Say that a factonomial sequence is a (possibly infinite) sequence of natural numbers $x_i$ such that
each $x_i$ is prime, and
there is some (single variable, integer coefficients, nonconstant) polynomial $p$ such that for all $i>1$ we have $$x_i=p(\prod_{j<i}x_j).$$
Call the polynomial $p$ the shape of the factonomial sequence; each factonomial sequence is determined by its shape and its initial value.
The basic idea is that factonomial sequences come out of some elementary proofs that infinitely many primes of a certain form exist.

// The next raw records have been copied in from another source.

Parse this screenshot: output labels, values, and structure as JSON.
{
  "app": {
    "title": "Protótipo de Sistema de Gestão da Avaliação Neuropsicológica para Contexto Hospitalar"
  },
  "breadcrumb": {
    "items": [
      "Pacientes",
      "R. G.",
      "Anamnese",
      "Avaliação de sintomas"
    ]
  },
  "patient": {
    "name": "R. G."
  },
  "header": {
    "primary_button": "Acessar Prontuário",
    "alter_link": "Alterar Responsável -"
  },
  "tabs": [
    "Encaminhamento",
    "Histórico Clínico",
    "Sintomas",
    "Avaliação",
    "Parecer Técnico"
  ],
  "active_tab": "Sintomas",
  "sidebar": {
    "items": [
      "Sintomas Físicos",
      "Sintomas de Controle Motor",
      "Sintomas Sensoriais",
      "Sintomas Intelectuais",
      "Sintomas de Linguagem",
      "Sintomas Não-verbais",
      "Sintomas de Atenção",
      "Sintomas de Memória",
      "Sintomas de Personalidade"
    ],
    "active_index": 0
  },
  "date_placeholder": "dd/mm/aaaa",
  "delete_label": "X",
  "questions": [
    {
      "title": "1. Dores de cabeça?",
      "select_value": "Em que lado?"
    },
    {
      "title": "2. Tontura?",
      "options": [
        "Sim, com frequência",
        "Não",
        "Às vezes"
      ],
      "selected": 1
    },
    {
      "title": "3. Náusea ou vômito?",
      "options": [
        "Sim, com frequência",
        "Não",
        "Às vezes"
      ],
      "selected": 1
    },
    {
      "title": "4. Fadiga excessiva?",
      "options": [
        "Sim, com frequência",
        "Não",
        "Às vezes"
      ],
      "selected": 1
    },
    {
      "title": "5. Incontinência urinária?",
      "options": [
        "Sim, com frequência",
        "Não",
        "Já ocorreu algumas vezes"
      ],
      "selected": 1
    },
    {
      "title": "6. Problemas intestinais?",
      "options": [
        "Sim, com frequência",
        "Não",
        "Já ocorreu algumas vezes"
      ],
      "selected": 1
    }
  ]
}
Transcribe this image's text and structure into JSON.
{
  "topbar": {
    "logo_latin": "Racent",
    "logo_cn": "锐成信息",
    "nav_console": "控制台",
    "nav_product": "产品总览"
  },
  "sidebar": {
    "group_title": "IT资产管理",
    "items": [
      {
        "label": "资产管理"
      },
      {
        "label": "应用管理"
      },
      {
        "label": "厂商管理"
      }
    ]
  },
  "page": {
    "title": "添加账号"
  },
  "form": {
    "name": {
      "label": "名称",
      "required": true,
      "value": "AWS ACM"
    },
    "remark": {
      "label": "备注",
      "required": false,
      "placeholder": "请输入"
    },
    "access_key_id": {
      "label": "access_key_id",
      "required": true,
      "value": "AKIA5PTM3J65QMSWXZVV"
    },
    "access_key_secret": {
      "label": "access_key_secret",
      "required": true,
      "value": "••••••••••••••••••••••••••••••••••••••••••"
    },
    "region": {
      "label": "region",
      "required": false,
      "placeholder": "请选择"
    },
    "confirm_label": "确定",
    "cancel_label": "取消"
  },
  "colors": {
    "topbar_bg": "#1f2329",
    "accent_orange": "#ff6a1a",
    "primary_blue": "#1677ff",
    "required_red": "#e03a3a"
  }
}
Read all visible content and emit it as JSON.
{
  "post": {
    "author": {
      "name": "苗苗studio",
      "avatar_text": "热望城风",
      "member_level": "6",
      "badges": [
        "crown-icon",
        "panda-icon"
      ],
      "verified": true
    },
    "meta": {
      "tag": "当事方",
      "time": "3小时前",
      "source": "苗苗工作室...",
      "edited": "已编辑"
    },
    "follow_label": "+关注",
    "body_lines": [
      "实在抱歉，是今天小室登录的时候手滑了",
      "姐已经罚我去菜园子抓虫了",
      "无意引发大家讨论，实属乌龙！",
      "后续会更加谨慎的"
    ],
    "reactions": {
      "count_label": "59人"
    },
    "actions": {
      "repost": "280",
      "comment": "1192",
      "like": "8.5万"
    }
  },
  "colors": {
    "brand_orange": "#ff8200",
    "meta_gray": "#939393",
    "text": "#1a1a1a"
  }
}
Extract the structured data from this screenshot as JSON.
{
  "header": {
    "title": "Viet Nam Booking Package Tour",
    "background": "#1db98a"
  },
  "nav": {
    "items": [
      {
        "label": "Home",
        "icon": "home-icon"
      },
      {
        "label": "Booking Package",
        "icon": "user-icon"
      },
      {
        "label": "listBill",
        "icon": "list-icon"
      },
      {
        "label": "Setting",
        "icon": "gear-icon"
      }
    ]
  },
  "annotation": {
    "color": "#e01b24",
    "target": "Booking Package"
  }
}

For instance, the usual "multiply everything and add one" argument gives rise to the shape $p_1(u)=u+1$, and the usual "multiply everything twice and add two" proof that there are infinitely many primes $\equiv 3 (\mathsf{mod}$ $4)$ gives rise to the shape $p_2(u)=u^2+2$. The maximal factonomial sequence with shape $p_2$ and starting value $3$ is $$3,11,1091, 1296216011, 2177870960662059587828905091.$$ The next term would be $$10329907495268194677701503661780370732730049826819138974714891651071966324541232011,$$ but that's not prime. (Amusingly, its smallest prime factor is $41$, but its smallest prime factor which is $3$ mod $4$ is a bit bigger: $76870667$.)
Question: is there an infinite factonomial sequence?
(This is a question which I'm 99% sure one of my students will ask me in the next couple days!) I'm aware of multiple results of the form "no function of such-and-such type has output consisting entirely of primes," but I don't immediately see one which applies here. Unfortunately, terms in factonomial sequences grow so fast that I can't do much experimenting.